İstanbul’da kent içi toplu taşımada şaşırtan gelişmeler yaşanıyor. Önce İDO, deniz taşımacılığının yanında kent içi toplu taşımacılığa soyunarak, deniz otobüslerinin getirdiği yolcuları taşımak için yeni güzergâhlar oluşturdu!.. Gerekçe olarak yolcuların mağduriyeti varmış gibi gösterildi!..
Ama bakıldığında bir mağduriyet olmadığı, İDO’nun getirdiği yolcular İETT ve Özel Halk Otobüsleri ile ulaşımını rahatça sağlandığı görülmüştür. İDO, yolcu taşıma ihalesini de nasıl ve ne şekilde yaptığı, kaç firma katıldığı, şartlar ne idi? Bunlar da pek bilinmiyor!..
Her konuda açıklama yapan İstanbul Büyükşehir Belediyesi, bu konu ile ilgili bir basın açıklaması yapmadı maalesef!.. Kamuoyu bu gelişmelerle ilgili bir bilgilendirme bekliyor!!!
Diğer bir gelişmede ulusal basında ve yerel basın ile daha çok internet haber sitelerinde açıklanan İETT’nin 200 araçlık bir filoyu İBB’nin yakın zamanda kurmuş olduğu İstanbul Otobüs A.Ş. adlı şirkete çalıştırılmak üzere vermesidir. Yine ne şekilde, nasıl ihale edildiği, kaç firma katıldığı veya ihale yapılmadan mı verildi bilinmiyor… Ve bir açıklamada yapılmıyor!..
Bu yaşananlar gerçekten düşündürücüdür!.. İstanbul toplu taşımacılığında yeni aktörler mi sahneye konmaya çalışılıyor veya basının yazdığı gibi bir rant paylaşılışımı mı söz konusu? Bunu ileriki günlerde göreceğiz!.. İstanbul’da özel halk otobüsü işletmeciliğinin geleceğini ilgilendiren önemli gelişmeler yaşanırken, ÖHO şirketleri, esnaf odası ve üst kurumlar ne yapıyor? Ne tür önlemler aldılar? Bu olumsuz gelişmeleri nasıl durduracaklar, nasıl bertaraf edecekler? Onlarda suskun ve çaresiz deyim yerindeyse… Treni kaçırmış durumdalar!..
Bu köşemde yazdım dilimin döndüğü kadar… Anlattım… Hatta kendi bölgemin esnafını topladım!.. Esnaf arkadaşlarıma bunlarla ilgili bilgiler verdim!..
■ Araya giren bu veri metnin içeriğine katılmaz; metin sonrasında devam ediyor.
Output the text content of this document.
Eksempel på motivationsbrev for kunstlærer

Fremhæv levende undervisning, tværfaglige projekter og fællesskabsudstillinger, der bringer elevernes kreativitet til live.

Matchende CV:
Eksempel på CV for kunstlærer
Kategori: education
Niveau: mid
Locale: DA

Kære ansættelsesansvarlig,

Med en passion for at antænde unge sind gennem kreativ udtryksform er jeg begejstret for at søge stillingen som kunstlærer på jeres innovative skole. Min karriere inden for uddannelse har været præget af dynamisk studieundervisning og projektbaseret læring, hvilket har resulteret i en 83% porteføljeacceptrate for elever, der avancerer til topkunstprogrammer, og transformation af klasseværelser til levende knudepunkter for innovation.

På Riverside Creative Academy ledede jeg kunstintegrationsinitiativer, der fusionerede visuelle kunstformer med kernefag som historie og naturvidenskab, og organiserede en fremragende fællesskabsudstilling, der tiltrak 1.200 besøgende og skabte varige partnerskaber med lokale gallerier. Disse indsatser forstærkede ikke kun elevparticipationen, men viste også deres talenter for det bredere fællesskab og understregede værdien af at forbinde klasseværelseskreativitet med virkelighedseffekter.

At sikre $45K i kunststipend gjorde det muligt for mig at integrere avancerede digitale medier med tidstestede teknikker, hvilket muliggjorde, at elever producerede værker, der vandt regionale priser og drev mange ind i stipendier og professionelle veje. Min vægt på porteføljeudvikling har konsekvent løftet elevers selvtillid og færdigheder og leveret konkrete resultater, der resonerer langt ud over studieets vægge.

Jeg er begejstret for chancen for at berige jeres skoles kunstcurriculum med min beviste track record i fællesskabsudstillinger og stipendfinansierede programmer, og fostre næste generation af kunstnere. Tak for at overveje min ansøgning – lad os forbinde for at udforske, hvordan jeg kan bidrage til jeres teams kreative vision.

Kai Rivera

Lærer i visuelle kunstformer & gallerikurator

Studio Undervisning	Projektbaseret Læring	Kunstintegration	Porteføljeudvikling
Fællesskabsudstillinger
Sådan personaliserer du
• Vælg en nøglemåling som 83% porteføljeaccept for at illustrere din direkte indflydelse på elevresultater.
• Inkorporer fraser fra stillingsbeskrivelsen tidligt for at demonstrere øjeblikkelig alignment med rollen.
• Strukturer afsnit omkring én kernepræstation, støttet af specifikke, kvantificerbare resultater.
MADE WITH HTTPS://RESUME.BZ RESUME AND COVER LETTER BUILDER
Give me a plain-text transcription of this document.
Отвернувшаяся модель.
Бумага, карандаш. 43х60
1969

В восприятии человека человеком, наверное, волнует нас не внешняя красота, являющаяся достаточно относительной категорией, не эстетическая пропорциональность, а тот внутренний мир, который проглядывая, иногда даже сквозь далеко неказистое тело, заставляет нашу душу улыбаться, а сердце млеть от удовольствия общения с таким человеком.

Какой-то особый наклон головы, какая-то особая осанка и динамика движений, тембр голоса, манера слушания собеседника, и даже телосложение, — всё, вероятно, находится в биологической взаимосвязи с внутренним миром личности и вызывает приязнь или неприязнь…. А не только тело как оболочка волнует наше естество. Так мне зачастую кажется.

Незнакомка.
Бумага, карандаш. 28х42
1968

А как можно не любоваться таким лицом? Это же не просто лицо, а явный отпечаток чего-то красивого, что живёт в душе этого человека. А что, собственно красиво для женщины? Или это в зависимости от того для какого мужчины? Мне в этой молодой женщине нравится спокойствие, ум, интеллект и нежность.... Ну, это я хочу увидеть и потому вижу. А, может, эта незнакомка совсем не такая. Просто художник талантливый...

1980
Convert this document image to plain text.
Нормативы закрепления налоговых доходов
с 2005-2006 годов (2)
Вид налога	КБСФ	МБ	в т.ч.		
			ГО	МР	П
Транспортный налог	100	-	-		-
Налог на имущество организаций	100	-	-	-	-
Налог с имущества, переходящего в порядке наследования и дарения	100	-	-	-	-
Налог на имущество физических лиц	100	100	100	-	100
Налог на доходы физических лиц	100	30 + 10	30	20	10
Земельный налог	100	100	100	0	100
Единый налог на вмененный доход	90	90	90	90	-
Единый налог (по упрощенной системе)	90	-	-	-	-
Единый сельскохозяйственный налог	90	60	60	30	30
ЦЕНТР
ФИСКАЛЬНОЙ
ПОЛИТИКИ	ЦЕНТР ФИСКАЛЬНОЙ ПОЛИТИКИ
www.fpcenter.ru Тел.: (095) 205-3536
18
“İBB Meclisi’nden 1500 araçlık ihale yapılsın. Bunun 1000 âdeti minibüslerin dönüşümünde, 500 âdeti ÖHO olarak ihtiyaç duyulduğunda İETT ihale edebilir” diye bir karar alındığın da İstanbul’da otobüs taşımacılığının yeterli olduğunu, yeni otobüslerin ihtiyaç olmadığı hazırlanan raporlarla belgelendirilmesi ve bu kararın yeniden gözden geçirilmesi, gerekirse kararın iptali için hukuka başvurulmasının gerektiğini belirttim!..
Ama bazı bilmişler, ihalenin yapılmasında esnafın zararı olmayacağını ve hatta bizlerin ihaleye girip, ihaleden araç alacağımızı söylemekten geri kalmadılar… Bunlar kendilerini kandırdıkları gibi maalesef esnafı da yanılttılar!.. Bu saatten sonra ne yapılır bilmiyorum. Yine usulsüzlükler tespit edilirse, bu olumsuz gelişmeler yargıdan dönebilir!..
Bu konuda cesaretli kararlar alınmalı ve uygulanmaya konulmalıdır. Bizlerden beklenen de budur!.. Bir atasözü vardır: “Korkak insanlar, hiçbir zaman zafer anıtları dikmemiştir.” Saygılarımla.